One of the nation's largest union organizations is gearing up to push several companies, including some of the nation's biggest banks, to split the roles of chairman and chief executive this year.
The pension fund for the American Federation of State, County and Municipal Employees, or Afscme, said Tuesday it had submitted shareholder proposals to split the roles at nine companies it invests in.
Among the chairmen and chief executives it hopes will have only one title next year are Jamie Dimon, the head of JPMorgan Chase & Co., and Lloyd Blankfein, CEO of Goldman Sachs Group Inc.
American Express Co., Janus Capital Group Inc. and Northern Trust Corp. are the other financial firms the union is targeting. Energy explorer Anadarko Petroleum Corp., dairy company Dean Foods Co., health-care firm Johnson & Johnson and defense contractor Lockheed Martin Corp. are also targeted.

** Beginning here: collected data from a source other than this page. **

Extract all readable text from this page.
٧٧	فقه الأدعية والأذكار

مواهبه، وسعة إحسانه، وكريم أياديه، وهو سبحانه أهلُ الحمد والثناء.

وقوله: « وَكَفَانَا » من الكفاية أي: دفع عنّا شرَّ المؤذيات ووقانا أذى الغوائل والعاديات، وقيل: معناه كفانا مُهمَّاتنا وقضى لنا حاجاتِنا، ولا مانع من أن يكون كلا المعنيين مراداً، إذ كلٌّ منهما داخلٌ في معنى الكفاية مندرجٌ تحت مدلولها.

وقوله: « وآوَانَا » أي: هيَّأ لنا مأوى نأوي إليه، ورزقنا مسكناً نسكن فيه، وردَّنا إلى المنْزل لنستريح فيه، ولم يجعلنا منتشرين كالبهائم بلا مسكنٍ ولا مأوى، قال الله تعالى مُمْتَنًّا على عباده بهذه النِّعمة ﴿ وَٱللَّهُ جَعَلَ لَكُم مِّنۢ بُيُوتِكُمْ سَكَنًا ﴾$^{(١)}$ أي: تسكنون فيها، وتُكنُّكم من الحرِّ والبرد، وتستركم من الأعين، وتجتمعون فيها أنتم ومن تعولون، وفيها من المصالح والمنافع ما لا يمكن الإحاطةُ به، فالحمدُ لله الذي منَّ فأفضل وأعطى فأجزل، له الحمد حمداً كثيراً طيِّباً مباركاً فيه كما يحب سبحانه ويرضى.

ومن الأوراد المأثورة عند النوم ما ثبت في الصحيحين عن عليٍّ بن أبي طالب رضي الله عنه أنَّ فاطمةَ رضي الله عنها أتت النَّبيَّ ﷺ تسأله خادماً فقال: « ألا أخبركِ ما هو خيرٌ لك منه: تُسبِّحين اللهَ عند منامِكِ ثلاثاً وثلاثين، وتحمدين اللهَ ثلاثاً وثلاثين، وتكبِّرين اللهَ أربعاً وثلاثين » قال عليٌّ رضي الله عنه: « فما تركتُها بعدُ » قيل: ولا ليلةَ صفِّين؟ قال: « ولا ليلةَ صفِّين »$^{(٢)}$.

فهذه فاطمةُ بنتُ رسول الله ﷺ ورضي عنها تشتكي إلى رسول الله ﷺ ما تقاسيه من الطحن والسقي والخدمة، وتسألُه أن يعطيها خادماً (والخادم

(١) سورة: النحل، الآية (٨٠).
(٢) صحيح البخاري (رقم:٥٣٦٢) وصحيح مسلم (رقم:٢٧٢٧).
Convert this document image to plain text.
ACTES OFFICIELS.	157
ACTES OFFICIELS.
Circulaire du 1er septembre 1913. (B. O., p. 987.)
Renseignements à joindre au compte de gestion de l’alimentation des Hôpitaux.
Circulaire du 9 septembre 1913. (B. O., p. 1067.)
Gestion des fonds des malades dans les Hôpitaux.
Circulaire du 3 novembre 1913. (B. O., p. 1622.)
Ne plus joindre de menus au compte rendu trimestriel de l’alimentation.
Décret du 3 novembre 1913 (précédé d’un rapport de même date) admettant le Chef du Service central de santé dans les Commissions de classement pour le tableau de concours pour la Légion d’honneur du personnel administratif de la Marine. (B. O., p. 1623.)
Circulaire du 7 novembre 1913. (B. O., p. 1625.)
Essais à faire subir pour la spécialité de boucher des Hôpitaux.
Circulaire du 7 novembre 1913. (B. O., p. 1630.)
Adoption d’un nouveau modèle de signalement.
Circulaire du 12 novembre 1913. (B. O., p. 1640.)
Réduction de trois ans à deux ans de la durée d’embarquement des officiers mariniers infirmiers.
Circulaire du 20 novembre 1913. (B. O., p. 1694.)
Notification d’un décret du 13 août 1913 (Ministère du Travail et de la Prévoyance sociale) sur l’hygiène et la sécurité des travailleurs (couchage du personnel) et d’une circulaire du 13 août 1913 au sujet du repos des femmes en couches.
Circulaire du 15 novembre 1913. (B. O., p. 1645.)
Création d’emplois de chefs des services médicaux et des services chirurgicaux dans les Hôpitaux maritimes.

The union, which says it has some $850 million in assets and 1.6 million members, also filed proposals for increasing disclosures on lobbying efforts and tax risks at several companies. The union also said it would closely examine executive pay this year.
For JPMorgan, the union said it was time to end Dimon's grip on the company's board and move risk management to the non-executives.
"An independent chair would get JPMorgan executives focused on generating long term value for shareholders, rather than empire building and big bonuses," said Afscme President Gerald W. McEntee.
The proposal has become increasingly common in recent years as board governance experts have pushed for splits. Bank of America Corp. split its roles in the midst of the financial crisis, taking the chairman role away from Kenneth Lewis.
Dimon is widely considered among the strongest banking executives, and a respected voice for the industry as a whole. He faced a similar shareholder proposal at the 2010 annual meeting, a proposal that failed, with 66% of votes tallied against and 34% for.
A JPMorgan spokesman declined to comment Tuesday. In the 2010 proxy, the bank said it doesn't have a set rule on whether or not to have a non-executive chairman. Instead, the bank said, the board selects the best leader for the board, and believed Dimon has "the most effective leadership."